The €60bn bill for British departure being demanded by some in Brussels may be an opening gambit designed to unsteady Theresa May but it shows how fraught the whole process will be.
The appetite to punish the British is strong — the desire to protect Ireland’s position perhaps not so much. The economic overspill here will carry political and social implications.
The prospect of a more divided country looms.

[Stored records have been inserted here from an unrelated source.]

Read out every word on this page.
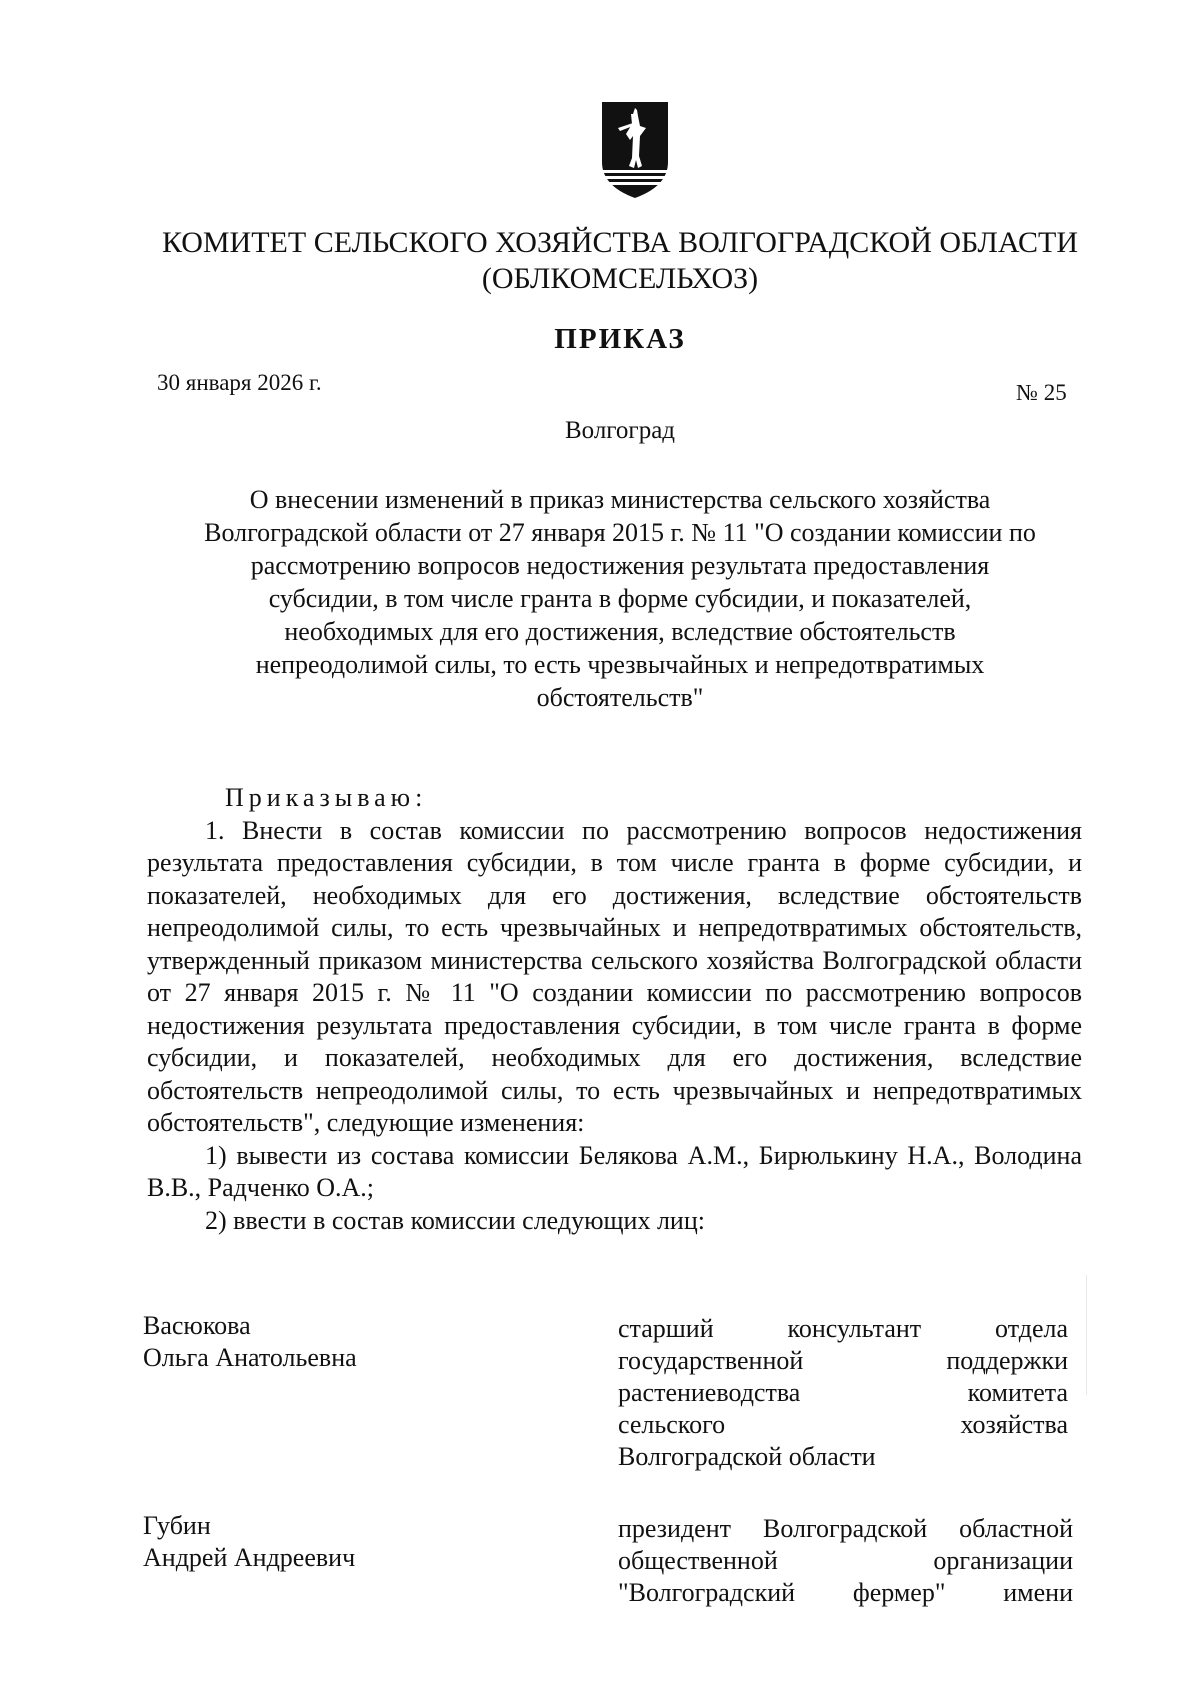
КОМИТЕТ СЕЛЬСКОГО ХОЗЯЙСТВА ВОЛГОГРАДСКОЙ ОБЛАСТИ
(ОБЛКОМСЕЛЬХОЗ)
ПРИКАЗ
30 января 2026 г.	№ 25
Волгоград
О внесении изменений в приказ министерства сельского хозяйства
Волгоградской области от 27 января 2015 г. № 11 "О создании комиссии по
рассмотрению вопросов недостижения результата предоставления
субсидии, в том числе гранта в форме субсидии, и показателей,
необходимых для его достижения, вследствие обстоятельств
непреодолимой силы, то есть чрезвычайных и непредотвратимых
обстоятельств"
Приказываю:
1. Внести в состав комиссии по рассмотрению вопросов недостижения результата предоставления субсидии, в том числе гранта в форме субсидии, и показателей, необходимых для его достижения, вследствие обстоятельств непреодолимой силы, то есть чрезвычайных и непредотвратимых обстоятельств, утвержденный приказом министерства сельского хозяйства Волгоградской области от 27 января 2015 г. № 11 "О создании комиссии по рассмотрению вопросов недостижения результата предоставления субсидии, в том числе гранта в форме субсидии, и показателей, необходимых для его достижения, вследствие обстоятельств непреодолимой силы, то есть чрезвычайных и непредотвратимых обстоятельств", следующие изменения:
1) вывести из состава комиссии Белякова А.М., Бирюлькину Н.А., Володина В.В., Радченко О.А.;
2) ввести в состав комиссии следующих лиц:
Васюкова
Ольга Анатольевна
старший консультант отдела
государственной поддержки
растениеводства комитета
сельского хозяйства
Волгоградской области
Губин
Андрей Андреевич
президент Волгоградской областной
общественной организации
"Волгоградский фермер" имени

Any benefit that derives to Ireland from Brexit, and that’s not at all certain, will undoubtedly be concentrated in Dublin.
The border regions will have to grapple with whatever impositions arise from having the EU’s border on their doorstep. It will leave them worse off. Those living in the countryside, beyond the pale, will also bear the brunt. Farmers, so reliant on British consumers to buy their goods, will suffer.

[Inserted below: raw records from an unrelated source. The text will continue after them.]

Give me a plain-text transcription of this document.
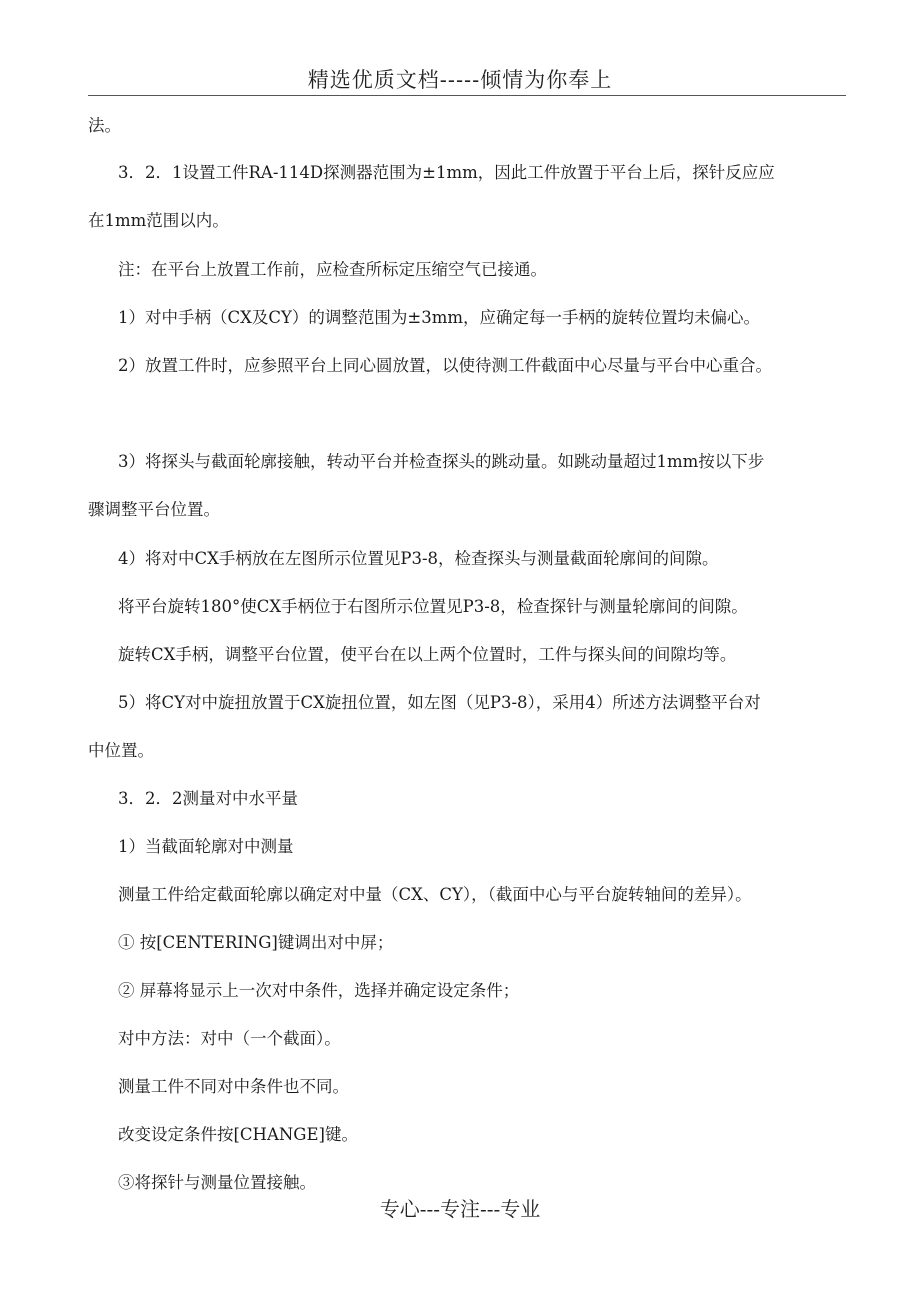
精选优质文档-----倾情为你奉上
法。
3．2．1设置工件RA-114D探测器范围为±1mm，因此工件放置于平台上后，探针反应应
在1mm范围以内。
注：在平台上放置工作前，应检查所标定压缩空气已接通。
1）对中手柄（CX及CY）的调整范围为±3mm，应确定每一手柄的旋转位置均未偏心。
2）放置工件时，应参照平台上同心圆放置，以使待测工件截面中心尽量与平台中心重合。
3）将探头与截面轮廓接触，转动平台并检查探头的跳动量。如跳动量超过1mm按以下步
骤调整平台位置。
4）将对中CX手柄放在左图所示位置见P3-8，检查探头与测量截面轮廓间的间隙。
将平台旋转180°使CX手柄位于右图所示位置见P3-8，检查探针与测量轮廓间的间隙。
旋转CX手柄，调整平台位置，使平台在以上两个位置时，工件与探头间的间隙均等。
5）将CY对中旋扭放置于CX旋扭位置，如左图（见P3-8），采用4）所述方法调整平台对
中位置。
3．2．2测量对中水平量
1）当截面轮廓对中测量
测量工件给定截面轮廓以确定对中量（CX、CY），（截面中心与平台旋转轴间的差异）。
① 按[CENTERING]键调出对中屏；
② 屏幕将显示上一次对中条件，选择并确定设定条件；
对中方法：对中（一个截面）。
测量工件不同对中条件也不同。
改变设定条件按[CHANGE]键。
③将探针与测量位置接触。
专心---专注---专业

Of course, Dublin too will feel some pain, but not nearly to the same extent. Banking jobs probably will arrive — the IDA certainly expects investment decisions to be made in that regard soon. But will it approach the quantum the IDA would like?
One senior figure on the Dublin financial scene put it like this recently: Paris and Frankfurt are going to be disappointed if they think a vast swathe of London bankers are itching to decamp to the continent; Dublin, on the other hand, simply “isn’t up to it”.

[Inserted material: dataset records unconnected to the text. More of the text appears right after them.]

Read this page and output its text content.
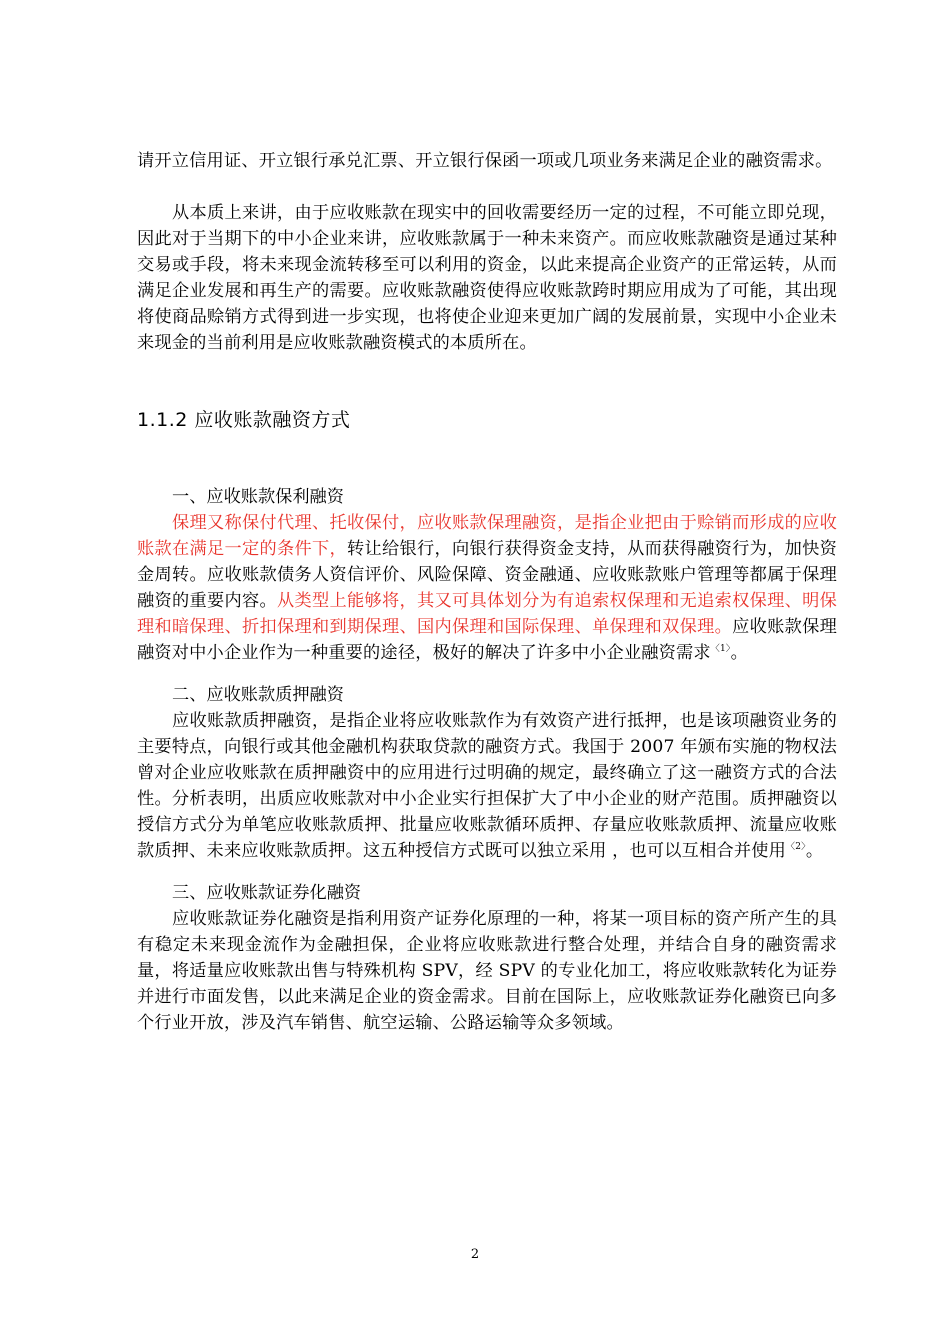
请开立信用证、开立银行承兑汇票、开立银行保函一项或几项业务来满足企业的融资需求。

从本质上来讲，由于应收账款在现实中的回收需要经历一定的过程，不可能立即兑现，因此对于当期下的中小企业来讲，应收账款属于一种未来资产。而应收账款融资是通过某种交易或手段，将未来现金流转移至可以利用的资金，以此来提高企业资产的正常运转，从而满足企业发展和再生产的需要。应收账款融资使得应收账款跨时期应用成为了可能，其出现将使商品赊销方式得到进一步实现，也将使企业迎来更加广阔的发展前景，实现中小企业未来现金的当前利用是应收账款融资模式的本质所在。

1.1.2 应收账款融资方式

一、应收账款保利融资

保理又称保付代理、托收保付，应收账款保理融资，是指企业把由于赊销而形成的应收账款在满足一定的条件下，转让给银行，向银行获得资金支持，从而获得融资行为，加快资金周转。应收账款债务人资信评价、风险保障、资金融通、应收账款账户管理等都属于保理融资的重要内容。从类型上能够将，其又可具体划分为有追索权保理和无追索权保理、明保理和暗保理、折扣保理和到期保理、国内保理和国际保理、单保理和双保理。应收账款保理融资对中小企业作为一种重要的途径，极好的解决了许多中小企业融资需求$^{〈1〉}$。

二、应收账款质押融资

应收账款质押融资，是指企业将应收账款作为有效资产进行抵押，也是该项融资业务的主要特点，向银行或其他金融机构获取贷款的融资方式。我国于 2007 年颁布实施的物权法曾对企业应收账款在质押融资中的应用进行过明确的规定，最终确立了这一融资方式的合法性。分析表明，出质应收账款对中小企业实行担保扩大了中小企业的财产范围。质押融资以授信方式分为单笔应收账款质押、批量应收账款循环质押、存量应收账款质押、流量应收账款质押、未来应收账款质押。这五种授信方式既可以独立采用 ，也可以互相合并使用$^{〈2〉}$。

三、应收账款证券化融资

应收账款证券化融资是指利用资产证券化原理的一种，将某一项目标的资产所产生的具有稳定未来现金流作为金融担保，企业将应收账款进行整合处理，并结合自身的融资需求量，将适量应收账款出售与特殊机构 SPV，经 SPV 的专业化加工，将应收账款转化为证券并进行市面发售，以此来满足企业的资金需求。目前在国际上，应收账款证券化融资已向多个行业开放，涉及汽车销售、航空运输、公路运输等众多领域。

2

Most of the bankers leaving London, they said, are headed for New York.
Germany is deemed to be unsuited to the requirements of City of London bosses. Redundancy costs, for example, are depicted as being prohibitive.
There are reputedly bank branches in Dusseldorf and Cologne which have more staff than customers.
Whereas France, which recently passed a law requiring companies to set aside hours in which staff should neither send nor read work e-mails, is also not much liked by the bosses of major financial firms.
As for Dublin, there is a general acceptance that the city is already bursting at the seams.
With hundreds of families in emergency accommodation and every major artery jammed with traffic, the question is where the new banking staff will housed? And if they do find homes what will the impact be on those already living in Dublin?
There may well be a significant influx from the insurance industry but the numbers could be capped by the capital’s constraints. Nonetheless, Brexit has the potential to further deepen the divide between Dublin and the rest of the island.
Just as the economic recovery begins to extend into those corners of the country that were previously left behind, we could be thrust back into a situation where future growth is largely restricted to the east coast.
This could have major repercussions for our body politic.
Some will ask whether the traditional party system will adequately reflect the divergent concerns of the Irish people.
- Paul Colgan is economics correspondent at 3News Ireland.